Little Hope Street was left in poor condition after a 1987 grant to make sewer improvements in the area called Bourgeois Town fell short. Funds diverted from parish resources could not make up the difference.
“It needed more extensive work to complete a first class road,” said Allen J. St. Pierre, the parish council representative for District 2.
St. Pierre said he, and fellow parish council member, Div. A Rep. Cleveland Farlough, recently accompanied Parish President Nickie Monica and Chief Administrative Officer Chris Guidry to Baton Rouge to receive the grant from State Sen.Louis Lambert and Rep. Bobby Faucheux.
“It’s about time the people in the community are getting the help they deserve,” said Clarence Brown, who has lived in St.
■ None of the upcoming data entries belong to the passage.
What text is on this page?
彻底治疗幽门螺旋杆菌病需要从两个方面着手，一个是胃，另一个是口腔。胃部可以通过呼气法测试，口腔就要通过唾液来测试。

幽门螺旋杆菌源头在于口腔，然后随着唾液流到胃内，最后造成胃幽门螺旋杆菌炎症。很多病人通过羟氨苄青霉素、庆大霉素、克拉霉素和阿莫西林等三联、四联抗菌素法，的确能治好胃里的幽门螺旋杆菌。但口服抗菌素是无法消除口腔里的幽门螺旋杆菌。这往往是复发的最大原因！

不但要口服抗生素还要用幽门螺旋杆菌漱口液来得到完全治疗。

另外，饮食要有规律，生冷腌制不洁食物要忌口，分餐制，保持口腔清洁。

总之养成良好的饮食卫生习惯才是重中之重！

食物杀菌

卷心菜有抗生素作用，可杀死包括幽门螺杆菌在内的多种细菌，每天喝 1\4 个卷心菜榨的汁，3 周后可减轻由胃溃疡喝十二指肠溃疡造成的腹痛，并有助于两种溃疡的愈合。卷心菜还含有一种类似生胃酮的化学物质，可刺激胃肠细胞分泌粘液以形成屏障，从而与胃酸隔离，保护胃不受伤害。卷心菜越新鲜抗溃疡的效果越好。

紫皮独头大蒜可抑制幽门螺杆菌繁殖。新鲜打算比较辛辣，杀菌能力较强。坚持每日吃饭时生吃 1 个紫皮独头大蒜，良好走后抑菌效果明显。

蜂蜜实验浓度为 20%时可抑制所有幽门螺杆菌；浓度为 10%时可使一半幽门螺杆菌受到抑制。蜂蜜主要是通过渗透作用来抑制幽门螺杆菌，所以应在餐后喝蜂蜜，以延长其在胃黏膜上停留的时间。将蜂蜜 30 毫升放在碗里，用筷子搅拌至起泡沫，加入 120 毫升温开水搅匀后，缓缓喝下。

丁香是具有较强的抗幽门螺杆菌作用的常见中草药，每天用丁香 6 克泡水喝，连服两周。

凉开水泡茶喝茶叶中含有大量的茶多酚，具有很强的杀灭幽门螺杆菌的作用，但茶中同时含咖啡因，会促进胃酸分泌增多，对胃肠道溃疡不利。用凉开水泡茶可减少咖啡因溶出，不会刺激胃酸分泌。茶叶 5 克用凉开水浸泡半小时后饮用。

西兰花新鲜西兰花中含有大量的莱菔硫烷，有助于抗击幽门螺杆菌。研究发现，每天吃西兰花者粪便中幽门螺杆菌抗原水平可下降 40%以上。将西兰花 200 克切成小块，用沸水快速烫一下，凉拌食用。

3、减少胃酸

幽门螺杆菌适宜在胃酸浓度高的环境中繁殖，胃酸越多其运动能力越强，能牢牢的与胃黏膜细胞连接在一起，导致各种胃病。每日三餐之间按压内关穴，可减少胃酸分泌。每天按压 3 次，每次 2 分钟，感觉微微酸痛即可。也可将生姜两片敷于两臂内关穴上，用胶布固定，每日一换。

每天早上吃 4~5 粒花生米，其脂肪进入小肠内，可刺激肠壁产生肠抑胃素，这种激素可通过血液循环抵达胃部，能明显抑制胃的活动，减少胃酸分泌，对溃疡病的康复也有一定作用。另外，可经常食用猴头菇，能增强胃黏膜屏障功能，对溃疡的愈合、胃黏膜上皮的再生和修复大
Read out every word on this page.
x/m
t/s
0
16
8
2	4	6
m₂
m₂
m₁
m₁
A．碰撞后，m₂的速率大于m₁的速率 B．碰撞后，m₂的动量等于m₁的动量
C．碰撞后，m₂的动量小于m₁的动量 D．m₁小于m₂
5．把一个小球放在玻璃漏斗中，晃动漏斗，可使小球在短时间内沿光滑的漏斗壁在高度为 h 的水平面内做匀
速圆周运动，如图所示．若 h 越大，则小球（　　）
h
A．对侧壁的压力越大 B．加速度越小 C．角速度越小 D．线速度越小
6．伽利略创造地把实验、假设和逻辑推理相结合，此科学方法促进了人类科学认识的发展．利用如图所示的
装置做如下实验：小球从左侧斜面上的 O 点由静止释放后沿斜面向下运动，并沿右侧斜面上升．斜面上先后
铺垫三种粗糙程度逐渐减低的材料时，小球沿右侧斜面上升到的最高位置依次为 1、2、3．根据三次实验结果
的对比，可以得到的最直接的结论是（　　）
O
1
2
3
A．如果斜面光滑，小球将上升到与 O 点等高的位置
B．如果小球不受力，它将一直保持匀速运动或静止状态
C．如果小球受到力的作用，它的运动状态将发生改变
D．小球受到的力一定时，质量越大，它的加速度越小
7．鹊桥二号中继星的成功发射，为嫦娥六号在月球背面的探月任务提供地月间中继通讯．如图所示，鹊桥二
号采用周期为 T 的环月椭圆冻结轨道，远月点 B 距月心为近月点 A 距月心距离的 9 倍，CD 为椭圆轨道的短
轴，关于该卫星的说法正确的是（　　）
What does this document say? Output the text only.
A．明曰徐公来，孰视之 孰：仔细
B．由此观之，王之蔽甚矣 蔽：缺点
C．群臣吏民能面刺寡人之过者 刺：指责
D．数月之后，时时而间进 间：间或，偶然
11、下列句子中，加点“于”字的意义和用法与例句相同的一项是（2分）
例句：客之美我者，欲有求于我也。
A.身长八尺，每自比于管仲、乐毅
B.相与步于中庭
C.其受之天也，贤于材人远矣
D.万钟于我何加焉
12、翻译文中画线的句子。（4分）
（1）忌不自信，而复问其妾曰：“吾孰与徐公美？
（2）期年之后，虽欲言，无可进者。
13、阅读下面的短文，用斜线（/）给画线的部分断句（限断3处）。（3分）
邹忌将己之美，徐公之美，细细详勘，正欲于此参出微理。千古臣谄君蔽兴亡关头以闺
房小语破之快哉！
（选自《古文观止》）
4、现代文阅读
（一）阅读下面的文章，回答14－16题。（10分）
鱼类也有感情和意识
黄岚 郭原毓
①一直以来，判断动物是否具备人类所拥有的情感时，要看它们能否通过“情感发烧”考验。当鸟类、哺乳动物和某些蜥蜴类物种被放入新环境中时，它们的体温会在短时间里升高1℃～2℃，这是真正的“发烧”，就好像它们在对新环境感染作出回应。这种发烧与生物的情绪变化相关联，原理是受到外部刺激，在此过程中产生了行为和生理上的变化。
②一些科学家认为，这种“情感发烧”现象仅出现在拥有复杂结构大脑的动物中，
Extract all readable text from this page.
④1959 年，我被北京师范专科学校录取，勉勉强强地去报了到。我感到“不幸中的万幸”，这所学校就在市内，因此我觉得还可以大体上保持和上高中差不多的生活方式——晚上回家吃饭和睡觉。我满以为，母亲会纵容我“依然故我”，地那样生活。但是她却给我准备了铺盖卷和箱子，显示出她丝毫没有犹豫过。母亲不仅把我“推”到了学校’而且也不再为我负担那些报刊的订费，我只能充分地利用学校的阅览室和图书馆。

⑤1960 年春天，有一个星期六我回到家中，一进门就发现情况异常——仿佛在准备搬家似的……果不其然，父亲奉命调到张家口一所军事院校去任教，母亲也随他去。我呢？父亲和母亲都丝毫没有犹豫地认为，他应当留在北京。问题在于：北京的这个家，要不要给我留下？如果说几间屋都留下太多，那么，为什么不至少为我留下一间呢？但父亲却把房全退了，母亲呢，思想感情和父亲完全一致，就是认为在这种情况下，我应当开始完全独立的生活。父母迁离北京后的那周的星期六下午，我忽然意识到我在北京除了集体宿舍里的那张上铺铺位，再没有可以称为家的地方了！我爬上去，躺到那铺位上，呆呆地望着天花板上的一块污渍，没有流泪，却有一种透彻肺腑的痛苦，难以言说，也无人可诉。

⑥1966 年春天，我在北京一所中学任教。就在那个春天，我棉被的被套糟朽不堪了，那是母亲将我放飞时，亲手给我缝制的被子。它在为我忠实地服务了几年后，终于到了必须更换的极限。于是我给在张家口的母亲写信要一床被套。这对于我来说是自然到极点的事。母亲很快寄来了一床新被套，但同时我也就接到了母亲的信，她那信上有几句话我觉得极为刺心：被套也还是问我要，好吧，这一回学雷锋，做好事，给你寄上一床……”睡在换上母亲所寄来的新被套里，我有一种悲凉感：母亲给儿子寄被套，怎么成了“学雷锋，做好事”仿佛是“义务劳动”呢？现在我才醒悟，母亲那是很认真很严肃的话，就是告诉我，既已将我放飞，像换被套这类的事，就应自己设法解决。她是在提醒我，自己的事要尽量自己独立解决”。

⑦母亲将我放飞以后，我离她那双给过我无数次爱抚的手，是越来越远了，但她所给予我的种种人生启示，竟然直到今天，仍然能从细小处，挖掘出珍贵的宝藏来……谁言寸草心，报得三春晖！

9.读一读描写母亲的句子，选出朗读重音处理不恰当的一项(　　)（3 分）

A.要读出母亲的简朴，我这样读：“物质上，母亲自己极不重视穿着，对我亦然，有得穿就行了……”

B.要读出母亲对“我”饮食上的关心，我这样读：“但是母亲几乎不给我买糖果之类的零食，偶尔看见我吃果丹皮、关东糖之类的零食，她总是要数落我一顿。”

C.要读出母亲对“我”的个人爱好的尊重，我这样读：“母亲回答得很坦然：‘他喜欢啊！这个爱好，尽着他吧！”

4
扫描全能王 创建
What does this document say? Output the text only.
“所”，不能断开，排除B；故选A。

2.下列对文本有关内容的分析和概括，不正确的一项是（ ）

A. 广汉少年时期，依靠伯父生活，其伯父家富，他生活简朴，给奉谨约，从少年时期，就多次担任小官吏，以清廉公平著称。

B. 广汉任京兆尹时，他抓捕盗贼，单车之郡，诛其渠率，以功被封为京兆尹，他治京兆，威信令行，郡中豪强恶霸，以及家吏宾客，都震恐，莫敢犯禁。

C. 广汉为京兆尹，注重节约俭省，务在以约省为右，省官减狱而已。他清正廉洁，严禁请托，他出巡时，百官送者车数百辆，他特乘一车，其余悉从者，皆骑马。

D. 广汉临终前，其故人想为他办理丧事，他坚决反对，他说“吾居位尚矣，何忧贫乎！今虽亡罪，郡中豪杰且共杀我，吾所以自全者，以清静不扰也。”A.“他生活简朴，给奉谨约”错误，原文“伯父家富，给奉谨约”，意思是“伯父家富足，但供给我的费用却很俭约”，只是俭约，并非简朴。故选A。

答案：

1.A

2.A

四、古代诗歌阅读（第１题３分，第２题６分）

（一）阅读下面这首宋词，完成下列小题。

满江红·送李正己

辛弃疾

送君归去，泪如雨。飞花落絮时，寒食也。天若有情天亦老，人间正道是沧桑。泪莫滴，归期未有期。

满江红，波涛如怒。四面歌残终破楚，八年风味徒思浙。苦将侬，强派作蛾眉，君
John Parish all his life and moved to a resident on Little Hope Street a year ago.
Brown said it only took about three to four inches of rain to prevent residents from getting to work, or backing up the plumbing in people’s homes.
An environmental assessment needs to be completed prior to construction beginning. Which is why the residents will have to wait until August or September before improvements can be made. For Carolyn Jean Baptiste, owner of Jean Baptiste Grocery and Restaurant on the corner of Little Hope and River Road for the past 15 years, it cannot come quickly enough.
“My parking lot’s been flooded with about two feet of water. The road is backed up with paper and cans. I’ve had to close for parts of days before,” she said.
“Next thing we need is speed bumps,” said Brown. “There’s a lot of traffic going through here too fast.”